In 1915, Einstein discovered the General Theory of Relativity. What does that theory tell us about the force of gravity? Brian Greene explains.

TITLE: A moment of science, with Brian Greene. What is General Relativity?

BRIAN GREENE: The general theory of relativity is Einstein's pinnacle achievement. It is one of the deepest scientific discoveries—one of the deepest scientific insights of all time. And it all has to do with the force of gravity. So as you probably remember from high school, way back in the 1600s Isaac Newton gave the world some insight into gravity. He wrote down a formula:

F = G(m_{1}m_{2}/r^{2})

that tells us that every object in the universe pulls on every other with this force called gravity, and you can see that force at work right here. And if you use that math to predict, for example, how the planets move, and goodness gracious, the planets do just what Newton's mathematics says that they should do, which is a spectacular discovery.

But even so, Einstein, when he started to think about these ideas, was left unsatisfied by Newton's ideas of gravity, for a number of reasons.

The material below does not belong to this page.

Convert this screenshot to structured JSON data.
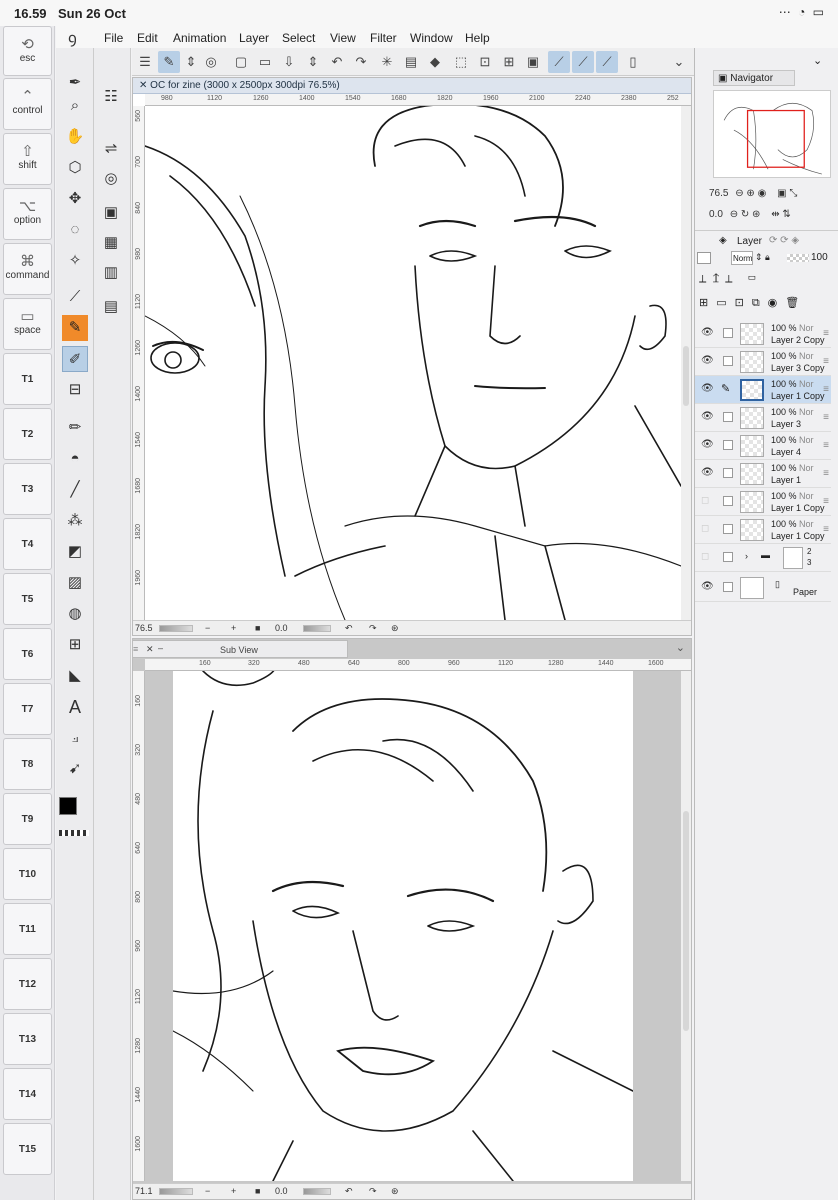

But one concrete one, that's easy to grasp, is: Newton never told us how gravity actually exerts the influence that we associate with it. How is it that the Sun pulls on the Earth or pulls on Saturn? We say it's gravity, but the question is, what's the underlying mechanism by which that force is exerted from the Sun to the Earth, from the Earth to the Sun? And so on.

So Einstein spent 10 long years trying to figure this out, and by 1915 he did indeed come up with the answer. And the answer is that the medium, the mechanism for transmitting the force of gravity, is nothing but space, in fact, space and time. It's nothing but warps and curves in space and time. It's the geometry of the universe that communicates the force of gravity.

So just to get a feel for what this all means, if this is 3D space, the environment that's all around us, it's kind of hard to visualise with that. So let's go to a 2 dimensional version that captures all of the essential ideas. And here it is. Space is flat when there's no matter present, but when you bring in the Sun, Einstein says the fabric of space curves. And if you look in the vicinity of the Earth, Earth also warps the environment. And now if you focus your attention on the Moon, you see exactly what I'm talking about. Einstein is saying that the Moon is kept in orbit because it's rolling along a valley in a curved environment that the Earth creates. And if you pull back and look at the motion of the Earth, it is kept in orbit for exactly the same reason. The Earth, rolling along the valley in the warped environment that the Sun creates.

Now this, of course, is just an animation, but what Einstein worked on for that marathon decade of research was finding the mathematical equations behind this picture. And, indeed, he found those equations.

R_{μν}-(1/2)Rg_{μν} + Λg_{μν} = (8πG/c^{4})T_{μν}

A beautiful, compact mathematical formula that describes everything in this imagery. And that formula, together with these profound ideas, constitute Einstein's general theory of relativity.